Pestizidabdrift kein Problem?
So will es auch eine vom Südtiroler Sanitätsbetrieb und dem Versuchszentrum Laimburg (beide an die Südtiroler Landesregierung angebundene bzw. hauptsächlich von ihr finanzierte Institutionen) im Dezember 2022 veröffentlichte Studie beweisen: Von 2018-2021 wurden 39 „sensible Zonen“ – davon 33 öffentliche Südtiroler Spielplätze, vier Schulhöfe, ein Kindergarten und ein öffentlicher Treffpunkt – die sich in der Nähe von landwirtschaftlich bewirtschafteten Flächen befinden, regelmäßig auf Pestizidrückstände untersucht. Das angeblich beruhigende Ergebnis dieser Untersuchungen: Die Rückstände von Pestiziden auf öffentlichen Flächen in Südtirol hätten in den letzten vier Jahren stark abgenommen – angeblich ein Beweis für die Wirksamkeit der Maßnahmen zur Verhinderung von Abdrift. Sowohl die Anzahl als auch die Konzentration der Pestizidwirkstoffe seien dank der Maßnahmen um mehr als 70 Prozent zurückgegangen – und die nach wie vor vorhandenen Rückstandsmengen seien gesundheitlich unbedenklich.
Der Wahrheitsgehalt dieser Ergebnisse ist jedoch mehr als zweifelhaft, wie das Pesticide Action Network und die Wiener Universität für Bodenkultur (BOKU) kritisieren.
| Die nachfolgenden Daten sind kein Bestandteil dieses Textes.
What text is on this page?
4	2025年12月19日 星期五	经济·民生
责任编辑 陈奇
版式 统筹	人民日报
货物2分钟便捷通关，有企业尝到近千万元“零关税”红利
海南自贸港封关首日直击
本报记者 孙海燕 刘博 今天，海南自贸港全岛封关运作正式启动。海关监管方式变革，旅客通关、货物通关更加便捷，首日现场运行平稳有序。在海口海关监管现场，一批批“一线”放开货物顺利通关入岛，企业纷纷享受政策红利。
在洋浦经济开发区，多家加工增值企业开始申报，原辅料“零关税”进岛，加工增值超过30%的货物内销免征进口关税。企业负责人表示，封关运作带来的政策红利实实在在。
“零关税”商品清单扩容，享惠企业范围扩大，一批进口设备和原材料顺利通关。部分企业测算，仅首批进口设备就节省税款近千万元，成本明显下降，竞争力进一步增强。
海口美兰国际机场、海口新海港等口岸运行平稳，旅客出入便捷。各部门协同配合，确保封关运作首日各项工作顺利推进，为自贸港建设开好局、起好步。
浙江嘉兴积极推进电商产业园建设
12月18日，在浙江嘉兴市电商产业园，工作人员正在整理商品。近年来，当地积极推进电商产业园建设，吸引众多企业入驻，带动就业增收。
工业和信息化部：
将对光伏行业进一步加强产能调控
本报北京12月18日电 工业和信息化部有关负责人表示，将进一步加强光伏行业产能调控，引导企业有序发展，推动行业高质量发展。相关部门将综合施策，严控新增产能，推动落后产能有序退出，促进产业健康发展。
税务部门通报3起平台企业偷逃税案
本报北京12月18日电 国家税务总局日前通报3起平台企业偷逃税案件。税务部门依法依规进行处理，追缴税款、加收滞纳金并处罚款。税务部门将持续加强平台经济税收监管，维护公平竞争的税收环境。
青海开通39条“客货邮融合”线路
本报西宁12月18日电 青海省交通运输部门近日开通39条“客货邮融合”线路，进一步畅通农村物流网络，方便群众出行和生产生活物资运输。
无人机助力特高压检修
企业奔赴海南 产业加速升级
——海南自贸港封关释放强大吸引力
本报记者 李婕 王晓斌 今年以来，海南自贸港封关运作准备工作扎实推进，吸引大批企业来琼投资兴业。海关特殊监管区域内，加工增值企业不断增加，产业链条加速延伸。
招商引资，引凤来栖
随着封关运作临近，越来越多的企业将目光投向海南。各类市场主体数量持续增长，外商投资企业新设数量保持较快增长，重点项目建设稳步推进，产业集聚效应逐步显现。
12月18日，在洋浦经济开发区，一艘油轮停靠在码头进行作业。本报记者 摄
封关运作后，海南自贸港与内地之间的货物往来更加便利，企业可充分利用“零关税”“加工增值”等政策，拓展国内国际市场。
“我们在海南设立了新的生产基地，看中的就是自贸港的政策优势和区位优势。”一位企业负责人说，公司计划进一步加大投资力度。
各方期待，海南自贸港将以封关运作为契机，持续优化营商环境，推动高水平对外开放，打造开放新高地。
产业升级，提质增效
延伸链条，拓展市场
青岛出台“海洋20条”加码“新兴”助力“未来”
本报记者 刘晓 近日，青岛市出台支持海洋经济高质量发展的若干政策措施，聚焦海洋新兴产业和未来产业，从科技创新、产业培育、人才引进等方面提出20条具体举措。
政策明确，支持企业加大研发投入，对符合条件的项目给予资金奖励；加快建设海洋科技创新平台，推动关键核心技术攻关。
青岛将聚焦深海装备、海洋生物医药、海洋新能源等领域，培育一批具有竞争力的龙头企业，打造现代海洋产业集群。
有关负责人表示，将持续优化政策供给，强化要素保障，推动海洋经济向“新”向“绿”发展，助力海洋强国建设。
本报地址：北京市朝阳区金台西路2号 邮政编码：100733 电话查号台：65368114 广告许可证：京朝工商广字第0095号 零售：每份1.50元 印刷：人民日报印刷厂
Denn viele der Grasproben seien während Monaten genommen worden, in denen keine oder wenig Pestizide ausgebracht werden (im Winter und während der Erntezeit). Auch sei nur nach 92 Wirkstoffen gesucht worden, obwohl das angewandte Analyseverfahren über 300 Substanzen nachweisen könne, was auch eher der Zahl der potentiell eingesetzten Pestizide entspräche. Die gesundheitliche Unbedenklichkeit der Rückstände führten die Studienautor:innen – auch unter Vernachlässigung des Cocktaileffekts darauf zurück – dass diese unter den maximal zulässigen Rückstandswerten (MRLs) für Äpfel und Blaubeeren lägen. Der Vergleich mit Rückstandshöchstwerten aus dem Lebensmittelrecht ist jedoch irreführend, da Pestizidrückstände, die sich per Abdrift über die Luft verbreiten, nicht über die Nahrung, sondern über die Atemwege aufgenommen werden – ein komplett anderer Expositionsweg. Somit hat die Tatsache, dass die Rückstandsmengen die zulässigen Lebensmittelhöchstwerte nicht überschritten, kaum Aussagekraft im Hinblick auf negative Folgen für die menschliche Gesundheit, und natürlich auch nicht im Hinblick auf Artenvielfalt und Ökosysteme. Mit dieser fragwürdigen Methodik kamen die Autoren aber zu dem Ergebnis, dass die Pestizid-Abdrift in Südtirol dank der von der Landesregierung eingeführten Schutzmaßnahmen deutlich zurückgegangen sei.